Lamenting it seems is one of humanity’s favorite pastimes. Just today a friend said with a sigh, “Surely God will not tolerate our sinfulness much longer; America is fast becoming Sodom and Gomorrah!”

Viewing the sordid mess we are in prompts some of us to ask questions. Why doesn’t God do something? If God is present, why is he silent? What should Christians do while waiting for God’s judgment to fall upon America? The Book of Lamentations can help us deal with these questions.

Lamentations is more than a book of complaints. It is a book of hope, faith, and love expressed in beautiful poetry. The author reminds us that God is in charge and that he is a God of compassion. The book encourages us to keep the faith, refuse to fear, and have confidence that in time God will act. He is not absent and he is not indifferent. Despite the way things may look to us, God is at work.

For example, it was God who allowed the Babylonians to destroy Jerusalem and take the Judahites into captivity. Their suffering was God’s punishment for their sins. Second Kings 24 makes this very clear. Zedekiah the King “did evil in the eyes of the Lord, just as Jehoiakim had done.” The next verse (20) explains the captivity: “It was because of the Lord’s anger that all this happened to Jerusalem and Judah, and in the end he thrust them from his presence.”
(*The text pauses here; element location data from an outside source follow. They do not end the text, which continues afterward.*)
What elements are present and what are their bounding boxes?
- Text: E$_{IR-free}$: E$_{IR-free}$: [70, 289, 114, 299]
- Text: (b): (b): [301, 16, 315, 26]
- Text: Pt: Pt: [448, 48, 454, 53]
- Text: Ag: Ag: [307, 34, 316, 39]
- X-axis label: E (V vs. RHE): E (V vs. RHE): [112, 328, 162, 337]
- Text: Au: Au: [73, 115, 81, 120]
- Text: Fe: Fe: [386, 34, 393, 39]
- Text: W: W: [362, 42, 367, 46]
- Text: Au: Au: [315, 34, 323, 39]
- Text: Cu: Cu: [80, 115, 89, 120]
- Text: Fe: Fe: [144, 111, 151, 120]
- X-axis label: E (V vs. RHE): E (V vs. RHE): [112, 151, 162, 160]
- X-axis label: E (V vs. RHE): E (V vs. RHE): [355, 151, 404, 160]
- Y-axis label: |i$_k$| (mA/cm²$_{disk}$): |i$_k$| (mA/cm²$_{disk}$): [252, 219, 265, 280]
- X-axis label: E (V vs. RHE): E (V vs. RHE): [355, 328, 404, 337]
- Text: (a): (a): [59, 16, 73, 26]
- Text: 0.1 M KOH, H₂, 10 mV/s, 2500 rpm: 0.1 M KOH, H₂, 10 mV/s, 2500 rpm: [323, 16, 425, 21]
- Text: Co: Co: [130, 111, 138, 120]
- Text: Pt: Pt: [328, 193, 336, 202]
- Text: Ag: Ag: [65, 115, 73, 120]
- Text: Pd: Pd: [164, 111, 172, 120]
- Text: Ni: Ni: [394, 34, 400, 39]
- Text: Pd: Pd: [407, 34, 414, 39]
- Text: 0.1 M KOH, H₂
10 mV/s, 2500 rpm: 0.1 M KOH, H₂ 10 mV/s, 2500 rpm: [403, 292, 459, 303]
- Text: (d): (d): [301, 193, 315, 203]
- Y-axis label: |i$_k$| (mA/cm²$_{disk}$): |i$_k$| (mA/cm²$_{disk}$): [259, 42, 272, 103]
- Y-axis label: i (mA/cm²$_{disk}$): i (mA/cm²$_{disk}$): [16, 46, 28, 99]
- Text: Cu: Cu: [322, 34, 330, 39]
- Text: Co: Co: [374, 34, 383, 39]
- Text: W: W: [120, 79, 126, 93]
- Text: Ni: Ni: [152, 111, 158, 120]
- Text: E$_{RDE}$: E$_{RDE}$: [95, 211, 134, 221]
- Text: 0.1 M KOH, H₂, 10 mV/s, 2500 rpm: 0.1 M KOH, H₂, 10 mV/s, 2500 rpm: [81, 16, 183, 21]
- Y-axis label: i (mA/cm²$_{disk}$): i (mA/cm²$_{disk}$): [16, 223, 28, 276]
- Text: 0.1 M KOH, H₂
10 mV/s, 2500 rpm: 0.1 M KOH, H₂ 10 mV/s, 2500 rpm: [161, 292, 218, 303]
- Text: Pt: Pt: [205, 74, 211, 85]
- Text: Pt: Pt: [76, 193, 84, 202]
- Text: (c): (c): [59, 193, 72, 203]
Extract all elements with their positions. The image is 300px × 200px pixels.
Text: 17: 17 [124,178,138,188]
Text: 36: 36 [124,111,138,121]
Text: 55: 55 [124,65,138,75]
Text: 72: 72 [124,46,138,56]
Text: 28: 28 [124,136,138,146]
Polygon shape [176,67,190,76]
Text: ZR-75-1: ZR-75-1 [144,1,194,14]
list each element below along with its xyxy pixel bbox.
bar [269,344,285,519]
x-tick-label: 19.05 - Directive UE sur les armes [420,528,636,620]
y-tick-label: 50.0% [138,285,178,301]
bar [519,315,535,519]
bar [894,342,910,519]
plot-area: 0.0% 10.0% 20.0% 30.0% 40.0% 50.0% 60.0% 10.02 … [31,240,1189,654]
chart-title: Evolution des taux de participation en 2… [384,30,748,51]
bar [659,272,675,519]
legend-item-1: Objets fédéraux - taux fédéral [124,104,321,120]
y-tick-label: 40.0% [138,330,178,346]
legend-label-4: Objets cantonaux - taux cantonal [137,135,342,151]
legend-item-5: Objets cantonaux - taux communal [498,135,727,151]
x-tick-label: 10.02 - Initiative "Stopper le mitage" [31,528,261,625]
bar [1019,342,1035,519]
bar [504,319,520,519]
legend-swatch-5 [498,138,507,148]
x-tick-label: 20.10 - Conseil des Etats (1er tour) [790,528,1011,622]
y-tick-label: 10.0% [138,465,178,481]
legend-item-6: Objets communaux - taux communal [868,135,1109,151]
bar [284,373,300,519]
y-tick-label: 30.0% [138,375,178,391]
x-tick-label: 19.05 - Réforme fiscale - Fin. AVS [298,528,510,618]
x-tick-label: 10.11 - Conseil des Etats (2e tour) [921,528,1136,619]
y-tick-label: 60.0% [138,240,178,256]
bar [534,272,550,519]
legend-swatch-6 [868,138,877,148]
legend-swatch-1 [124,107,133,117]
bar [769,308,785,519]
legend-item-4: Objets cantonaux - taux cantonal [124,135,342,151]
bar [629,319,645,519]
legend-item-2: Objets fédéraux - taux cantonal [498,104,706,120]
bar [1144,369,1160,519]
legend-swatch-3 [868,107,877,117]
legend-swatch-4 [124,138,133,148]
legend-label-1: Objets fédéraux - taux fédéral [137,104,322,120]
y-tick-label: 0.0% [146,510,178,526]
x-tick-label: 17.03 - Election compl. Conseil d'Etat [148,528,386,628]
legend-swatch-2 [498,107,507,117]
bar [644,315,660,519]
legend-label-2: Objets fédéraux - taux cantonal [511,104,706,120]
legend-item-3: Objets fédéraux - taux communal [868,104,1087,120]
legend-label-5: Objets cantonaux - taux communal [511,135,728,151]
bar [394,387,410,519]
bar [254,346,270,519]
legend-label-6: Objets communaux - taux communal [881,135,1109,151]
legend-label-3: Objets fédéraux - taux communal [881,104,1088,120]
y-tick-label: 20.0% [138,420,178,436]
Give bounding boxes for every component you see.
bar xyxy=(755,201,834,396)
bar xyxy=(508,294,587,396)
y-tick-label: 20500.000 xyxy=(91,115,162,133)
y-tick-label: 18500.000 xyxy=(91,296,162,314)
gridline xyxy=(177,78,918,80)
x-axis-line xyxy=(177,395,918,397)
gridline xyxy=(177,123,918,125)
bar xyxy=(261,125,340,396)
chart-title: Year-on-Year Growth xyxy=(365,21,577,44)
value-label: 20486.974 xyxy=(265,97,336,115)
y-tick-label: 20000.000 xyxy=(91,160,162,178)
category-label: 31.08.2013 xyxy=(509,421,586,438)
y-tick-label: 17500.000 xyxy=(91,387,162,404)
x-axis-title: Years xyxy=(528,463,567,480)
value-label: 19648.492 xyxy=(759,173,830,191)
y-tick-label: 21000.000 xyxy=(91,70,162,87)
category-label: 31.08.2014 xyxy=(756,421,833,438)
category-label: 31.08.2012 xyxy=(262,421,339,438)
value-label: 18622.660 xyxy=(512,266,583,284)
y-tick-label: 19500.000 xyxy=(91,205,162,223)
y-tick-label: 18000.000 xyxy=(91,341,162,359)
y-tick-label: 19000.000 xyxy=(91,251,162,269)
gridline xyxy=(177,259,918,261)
The tragic end of King Zedekiah is sad to read: “He was taken to the king of Babylon at Riblah, where sentence was pronounced on him. They killed the sons of Zedekiah before his eyes. Then they put out his eyes, bound him with bronze shackles and took him to Babylon (2 Kings 25:6-7).

What can we as Christians do while it seems that God is not acting? We can continue to do what is Christlike. We can continue to help feed the hungry, clothe the naked, care for orphans and widows, visit the imprisoned, and pray for the deliverance of people who are enslaved to sin.

We can rejoice that indeed the “Lord is good to those who wait for him, to the soul that seeks him.” We can give thanks for the character of our God who “although he causes grief, he will have compassion according to the abundance of his steadfast love; for he does not willingly afflict or grieve anyone.” What a beautiful truth: our God does not willingly afflict or grieve us! Hallelujah!

We can continue being faithful to our God in every way we can. We can remain confident that God knows what he is doing. He is not accountable to us. We are accountable to him. We can wait quietly for his will to be done, trusting Christ and Christ alone for our salvation.

Years ago I heard a devout Christian woman from Korea, Induk Pak, express a great truth in a simple statement. She said, “God is never in a hurry but he is always on time.” How true!

Our business is not to speculate about what God should do, but to focus on living as much like Jesus as possible. When our energy is devoted to doing that, we will have no time left to ponder the coming judgment. God is quite capable of handling such matters on his own timetable.

In the meantime, let us be about the Father’s business – sharing the good news of Jesus with those whose lives we are able to touch with love, faith, and hope.